電車通勤で読む小説を選ぶ際、よくネット上のおすすめミステリなどから、読んでいないものをチョイスして選びます。
今回は選んだのは、貫井徳郎さんのデビュー作「慟哭」です。
1999年に出された作品とのことですが、僕がこの作者の作品を読むのは、この作品が初めてです。
普通に生活していて、なかなか「慟哭」という言葉は使いませんが、「泣くこと」くらいの認識はありました。
「慟哭」の言葉の意味をネット上で改めて調べてみると、「声をあげて激しく嘆き泣くこと」でした。
つまり「嗚咽」のような泣き方ではなく、もっと激しい悲しみです。
朝の通勤途中に読むには少し重そうなタイトルではありますが、読んでみました。
かなり面白い内容だったのは間違いなかったです。
簡単なあらすじ
連続する幼女誘拐殺人事件を指揮する捜査一課長・佐伯を描く章と、宗教にのめり込んでいく男を描く章が交互に絡まり合いながら、物語を紡いでいきます。
警察の組織力を活用したリアリティのある捜査の描写はドキュメンタリーを読んでいるようで、思わずその世界に引き込まれます。
それと同時に、キャリアである佐伯と、部下の刑事・丘本、上司、そして記者や妻との複雑な関係などの描写もリアルです。

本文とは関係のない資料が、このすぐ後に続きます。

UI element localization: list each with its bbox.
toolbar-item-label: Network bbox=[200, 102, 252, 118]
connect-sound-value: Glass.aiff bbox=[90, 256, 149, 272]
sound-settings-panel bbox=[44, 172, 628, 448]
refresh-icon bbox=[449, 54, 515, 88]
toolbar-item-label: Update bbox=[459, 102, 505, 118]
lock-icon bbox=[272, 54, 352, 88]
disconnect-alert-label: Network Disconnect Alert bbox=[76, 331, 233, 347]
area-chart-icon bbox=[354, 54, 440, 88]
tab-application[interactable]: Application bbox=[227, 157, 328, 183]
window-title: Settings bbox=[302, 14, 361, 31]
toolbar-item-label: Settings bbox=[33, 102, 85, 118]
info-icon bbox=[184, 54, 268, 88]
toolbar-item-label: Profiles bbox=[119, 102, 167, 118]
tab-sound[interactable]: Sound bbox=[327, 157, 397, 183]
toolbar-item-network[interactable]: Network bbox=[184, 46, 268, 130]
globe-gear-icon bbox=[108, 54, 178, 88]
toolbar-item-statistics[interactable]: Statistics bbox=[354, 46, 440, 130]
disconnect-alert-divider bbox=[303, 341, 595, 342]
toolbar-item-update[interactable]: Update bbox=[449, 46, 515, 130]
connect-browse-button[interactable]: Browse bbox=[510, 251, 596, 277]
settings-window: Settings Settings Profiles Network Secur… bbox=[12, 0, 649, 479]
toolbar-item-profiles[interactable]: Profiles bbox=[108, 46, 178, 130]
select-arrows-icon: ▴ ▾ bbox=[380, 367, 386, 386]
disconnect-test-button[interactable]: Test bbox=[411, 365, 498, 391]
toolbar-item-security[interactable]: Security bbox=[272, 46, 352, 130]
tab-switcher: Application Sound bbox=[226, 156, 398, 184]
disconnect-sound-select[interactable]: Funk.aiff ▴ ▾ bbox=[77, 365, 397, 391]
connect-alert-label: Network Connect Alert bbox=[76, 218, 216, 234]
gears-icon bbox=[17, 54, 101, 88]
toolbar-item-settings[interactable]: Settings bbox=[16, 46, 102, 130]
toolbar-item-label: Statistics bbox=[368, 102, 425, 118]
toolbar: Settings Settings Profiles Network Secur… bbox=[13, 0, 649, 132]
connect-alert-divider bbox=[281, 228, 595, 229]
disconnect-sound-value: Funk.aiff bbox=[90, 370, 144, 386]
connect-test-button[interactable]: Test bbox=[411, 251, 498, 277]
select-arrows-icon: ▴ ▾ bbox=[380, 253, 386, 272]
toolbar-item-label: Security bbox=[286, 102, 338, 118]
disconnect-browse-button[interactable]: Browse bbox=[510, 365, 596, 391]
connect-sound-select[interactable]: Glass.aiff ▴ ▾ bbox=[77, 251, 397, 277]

警察内部の立場関係や事情など、フィクションであったとしても、つい信じてしまいそうになる書き方は、読んでいて説得力があると感じます。
感想(ネタバレあり)
読み進めながら、異なる二人の視点で書かれているのだな、と最初は感じていました。
しかし段々と読み進めるにつれて、片方は犯人なんだなということが分かり、面白くなってきました。
僕は普段、あまりトリックを深読みしないように心掛けているのですが、ふと「これって、どちらも佐伯の視点なんじゃないか」と思いついてしまいました。
ちょうどその考えに至ったタイミングで、その考えを否定するように、犯人側の名前が「松本」であるという描写があり、運転免許証も登場しました。
これによりいったんは、何だ違ったのか、と考え直しました。
しかし、その犯人の名前を敢えて読者に伝えたあたりに、何となくわざとらしさを感じ、佐伯は婿入りだということも思い出しました。
そうなると、松本=佐伯はあり得るなと考えました。
この時点で、ほぼ二つの視点が、どちらも佐伯なのだろうということに思い当たりました。
犯人側の視点だと、記者会見を行っている捜査一課長の名前などが出てきませんし、おそらくこれは同じ時間軸ではないんだなと確信しました。
そして、犯人が佐伯ということは、今、捜査している佐伯の娘もいずれ死んでしまうんだなということが予想され、事実、その通りになりました。
最後に丘本が犯人に行き着き、トリックが明らかになる際は、驚きよりも「やっぱりか」という気持ちになり、久々に想像が当たったことが嬉しくなりました。
アドベンチャーゲーム「EVER17」を初めてプレイしたときのような、驚きも感じました。
しかしながら本書を読み終えて思ったことは、作者はおそらく、このトリックで読者を本気で騙そうとは思っていなかったのでは、ということです。
ヒントはかなり多くちりばめられていましたし、「逆に犯人が誰だったら一番意外なのだろうか?」という逆算でも答えに辿り着けそうです。
作者が一番この作品で言いたかったことは、結局「慟哭」なのだと思います。
複雑な生い立ちがあり、妻とも別居、娘との関係も良くない中、それでも佐伯なりに娘を大事に思っていました。
登場人物たちの言語化しにくい複雑な心の動きを分かりやすく描き、そして最後の激しい心の動きを「慟哭」というタイトルで表した作者には、お見事というしかありません。
佐伯自身が体験した事件を、また自分自身が起こすという螺旋のような構造になっている構成は、すごいなと感じました。
そうすると、佐伯の娘が殺された最初の事件は解決したのかという点も気になりましたが、それに関しては「いえ……まだです」。
似たような事件を起こした自分は捕まったのに、被害に遭った初めの事件が未解決というのがまた、何ともやるせない気持ちになります。
まとめ
本書は、ミステリに慣れている人にとっては、途中でトリックに気づいてしまう可能性がある作品です。
しかし、本書はそのトリックで読者を騙すのがメインではなく、登場人物の心の動きを丁寧に描き出しているという点がメインテーマだと感じます。
「こんなトリック、簡単に見破れたよ」と喧伝するのは野暮でしょう。
ライトな読者であれば、トリックに気づけるように色々なヒントが散りばめられているので、親切な作品だと思います。
個人的には、どの層の読者であっても、普通以上の満足を得られる優秀な作品であると思っています。